Written by Dan and Kelly McCann
Let's talk about rest and recovery. We had an athlete ask us the very logical question, "Is it possible to run too much?"
The simple answer would be "yes." It's possible to run too much just as it's possible to lift too many weights, drink too much water or eat too many whole grains – all things that are really good for us in general.
Now, it's always a little dicey answering these types of questions because all of our bodies are capable of different things – you may cruise with your present level of exertion. So, we'll approach it from the standpoint of "what's recommended," keeping in mind that even Olympic athletes give themselves some downtime.

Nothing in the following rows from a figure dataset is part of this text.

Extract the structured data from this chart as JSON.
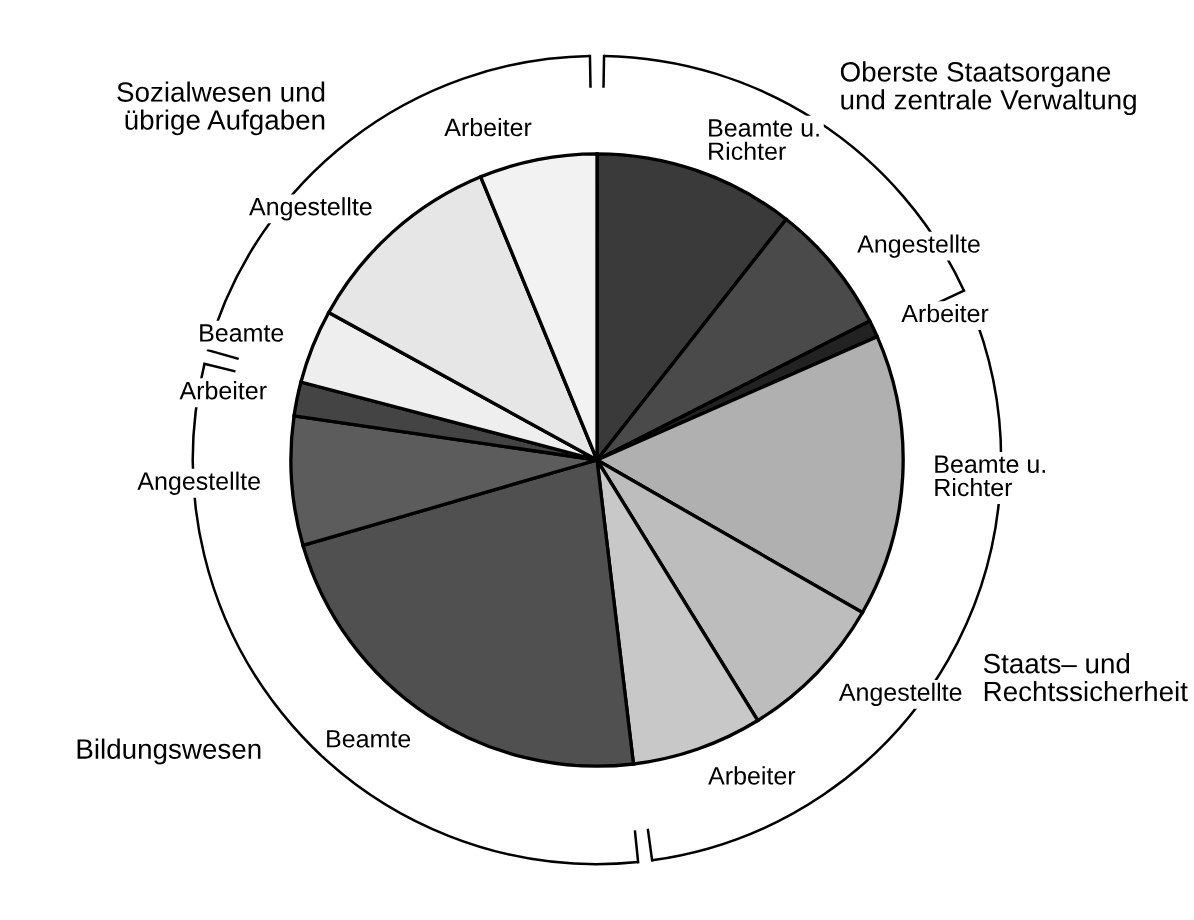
{
  "chart_data": {
    "type": "pie",
    "categories": [
      "Beamte u.\nRichter",
      "Angestellte",
      "Arbeiter",
      "Beamte u.\nRichter",
      "Angestellte",
      "Arbeiter",
      "Beamte",
      "Angestellte",
      "Arbeiter",
      "Beamte",
      "Angestellte",
      "Arbeiter"
    ],
    "values": [
      10.6,
      6.9,
      0.9,
      14.9,
      7.9,
      6.9,
      22.4,
      6.8,
      1.8,
      3.9,
      10.8,
      6.2
    ],
    "colors": [
      "#3a3a3a",
      "#4a4a4a",
      "#222222",
      "#b0b0b0",
      "#bdbdbd",
      "#c8c8c8",
      "#505050",
      "#5c5c5c",
      "#444444",
      "#eeeeee",
      "#e6e6e6",
      "#f2f2f2"
    ],
    "annotations": [
      "Oberste Staatsorgane\nund zentrale Verwaltung",
      "Staats– und\nRechtssicherheit",
      "Bildungswesen",
      "Sozialwesen und\nübrige Aufgaben"
    ]
  }
}
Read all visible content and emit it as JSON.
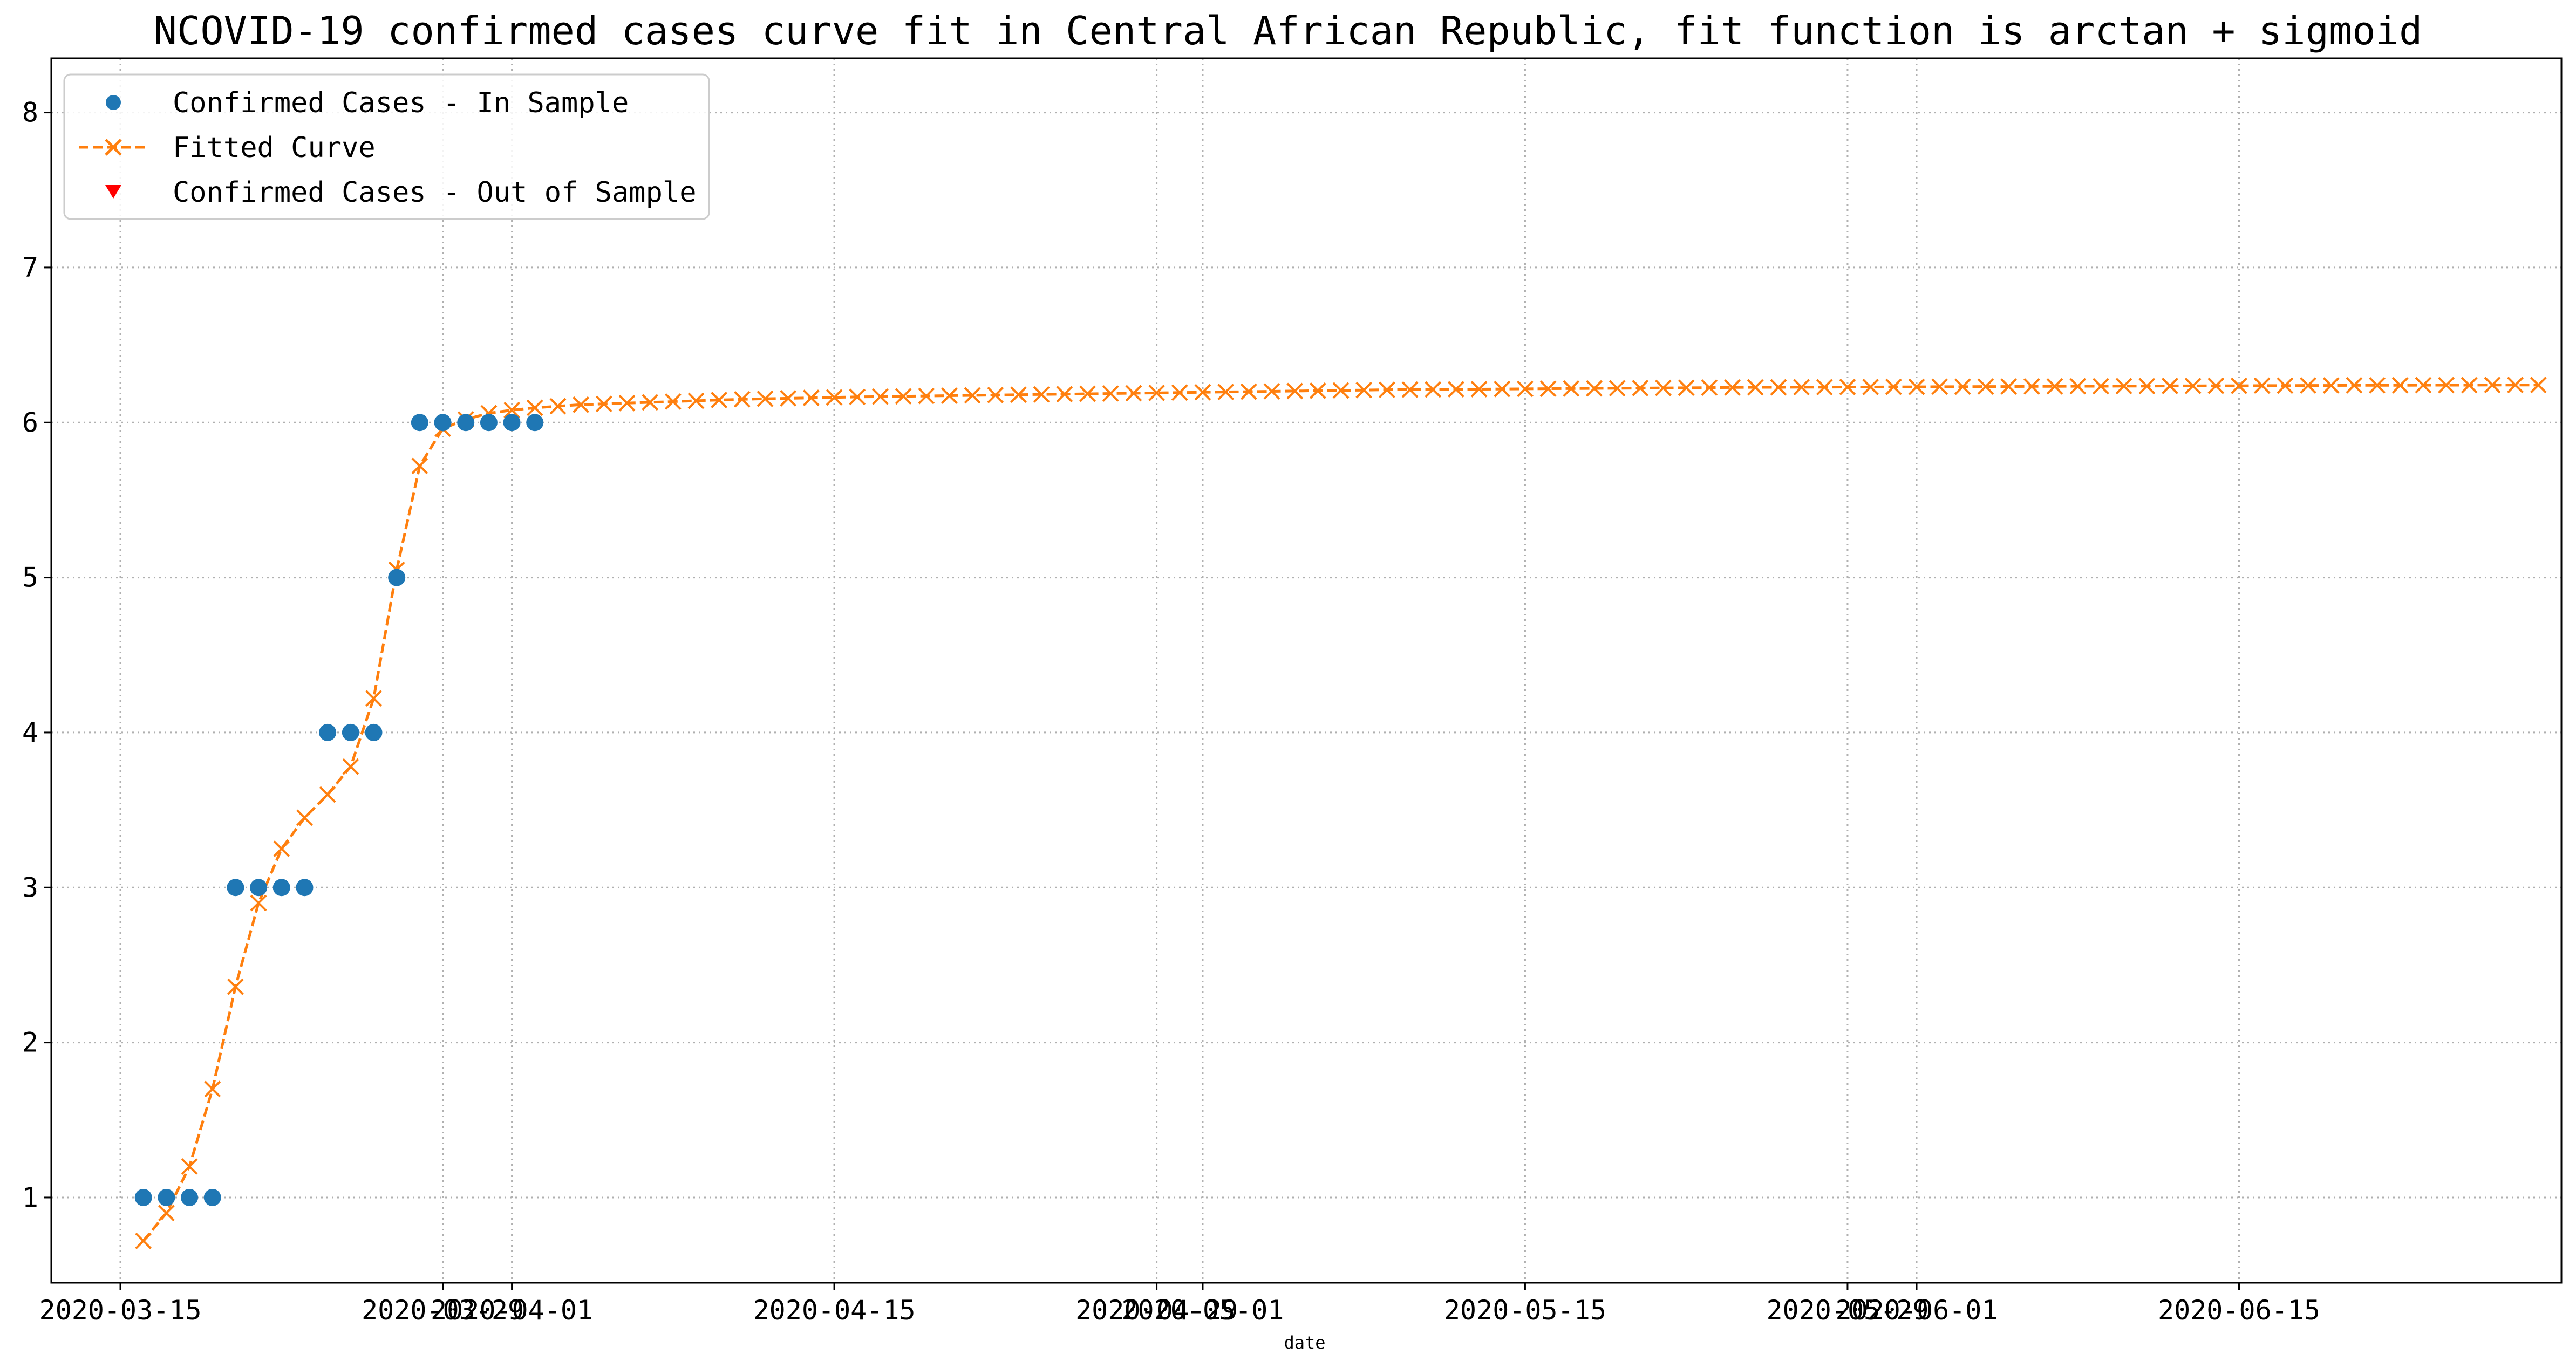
{
  "chart_data": {
    "type": "line",
    "title": "NCOVID-19 confirmed cases curve fit in Central African Republic, fit function is arctan + sigmoid",
    "xlabel": "date",
    "ylabel": "",
    "x_type": "date",
    "xlim": [
      "2020-03-12",
      "2020-06-29"
    ],
    "ylim": [
      0.45,
      8.35
    ],
    "grid": true,
    "legend_position": "top-left",
    "y_ticks": [
      1,
      2,
      3,
      4,
      5,
      6,
      7,
      8
    ],
    "x_ticks": [
      {
        "date": "2020-03-15",
        "label": "2020-03-15"
      },
      {
        "date": "2020-03-29",
        "label": "2020-03-29"
      },
      {
        "date": "2020-04-01",
        "label": "2020-04-01"
      },
      {
        "date": "2020-04-15",
        "label": "2020-04-15"
      },
      {
        "date": "2020-04-29",
        "label": "2020-04-29"
      },
      {
        "date": "2020-05-01",
        "label": "2020-05-01"
      },
      {
        "date": "2020-05-15",
        "label": "2020-05-15"
      },
      {
        "date": "2020-05-29",
        "label": "2020-05-29"
      },
      {
        "date": "2020-06-01",
        "label": "2020-06-01"
      },
      {
        "date": "2020-06-15",
        "label": "2020-06-15"
      }
    ],
    "series": [
      {
        "name": "Confirmed Cases - In Sample",
        "kind": "scatter",
        "marker": "circle",
        "color": "#1f77b4",
        "points": [
          {
            "x": "2020-03-16",
            "y": 1
          },
          {
            "x": "2020-03-17",
            "y": 1
          },
          {
            "x": "2020-03-18",
            "y": 1
          },
          {
            "x": "2020-03-19",
            "y": 1
          },
          {
            "x": "2020-03-20",
            "y": 3
          },
          {
            "x": "2020-03-21",
            "y": 3
          },
          {
            "x": "2020-03-22",
            "y": 3
          },
          {
            "x": "2020-03-23",
            "y": 3
          },
          {
            "x": "2020-03-24",
            "y": 4
          },
          {
            "x": "2020-03-25",
            "y": 4
          },
          {
            "x": "2020-03-26",
            "y": 4
          },
          {
            "x": "2020-03-27",
            "y": 5
          },
          {
            "x": "2020-03-28",
            "y": 6
          },
          {
            "x": "2020-03-29",
            "y": 6
          },
          {
            "x": "2020-03-30",
            "y": 6
          },
          {
            "x": "2020-03-31",
            "y": 6
          },
          {
            "x": "2020-04-01",
            "y": 6
          },
          {
            "x": "2020-04-02",
            "y": 6
          }
        ]
      },
      {
        "name": "Fitted Curve",
        "kind": "line",
        "marker": "x",
        "linestyle": "dashed",
        "color": "#ff7f0e",
        "x_start": "2020-03-16",
        "x_step_days": 1,
        "values": [
          0.72,
          0.9,
          1.2,
          1.7,
          2.36,
          2.9,
          3.25,
          3.45,
          3.6,
          3.78,
          4.22,
          5.05,
          5.72,
          5.96,
          6.02,
          6.06,
          6.08,
          6.095,
          6.105,
          6.115,
          6.12,
          6.125,
          6.13,
          6.135,
          6.14,
          6.145,
          6.15,
          6.153,
          6.156,
          6.159,
          6.162,
          6.165,
          6.167,
          6.169,
          6.171,
          6.173,
          6.175,
          6.177,
          6.179,
          6.181,
          6.183,
          6.185,
          6.187,
          6.189,
          6.191,
          6.193,
          6.195,
          6.197,
          6.199,
          6.201,
          6.203,
          6.205,
          6.207,
          6.209,
          6.211,
          6.212,
          6.213,
          6.214,
          6.215,
          6.216,
          6.217,
          6.218,
          6.219,
          6.22,
          6.221,
          6.222,
          6.223,
          6.224,
          6.225,
          6.226,
          6.227,
          6.227,
          6.228,
          6.228,
          6.229,
          6.229,
          6.23,
          6.23,
          6.231,
          6.231,
          6.232,
          6.232,
          6.233,
          6.233,
          6.234,
          6.234,
          6.235,
          6.235,
          6.236,
          6.236,
          6.237,
          6.237,
          6.238,
          6.238,
          6.239,
          6.239,
          6.24,
          6.24,
          6.24,
          6.241,
          6.241,
          6.241,
          6.242,
          6.242,
          6.242
        ]
      },
      {
        "name": "Confirmed Cases - Out of Sample",
        "kind": "scatter",
        "marker": "triangle-down",
        "color": "#ff0000",
        "points": []
      }
    ]
  }
}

What's recommended – and what we embrace – is two complete training cycles a year (talking key races here - marathons especially): You build up for 20-24 weeks, race, take a couple months of reasonable mileage, then build up for another of these 20-24-week "mesocycles" and race. Within those mesocycles, we follow a similar pattern: we build up, we fall back, we build up, we fall back. (That's why you see recovery weeks in your schedule.)
The simple reason being – our bodies need rest and recovery to perform at optimal levels versus being in a heightened state of performance at all times. The risk is that, at some point, the machine could start to break down under the perpetual exertion and become injured. Or, we could hit an over-training situation where we start to experience decreased performance/stagnant results, excessive fatigue, a lack of motivation, agitation, moodiness, insomnia, even depression...
Legendary running coach Jack Daniels said of overtraining: "In my dictionary, the word 'overtrain' falls just a page away from the word 'overkill,' defined as 'to obliterate with more nuclear force than required.' Consider the connection: If your target is top running performance, then to overtrain means to apply more force than is required to hit that target. In fact, overtraining may literally obliterate your target, or at least leave you without the will to pursue it."
If your goal is to improve time, less may actually be more.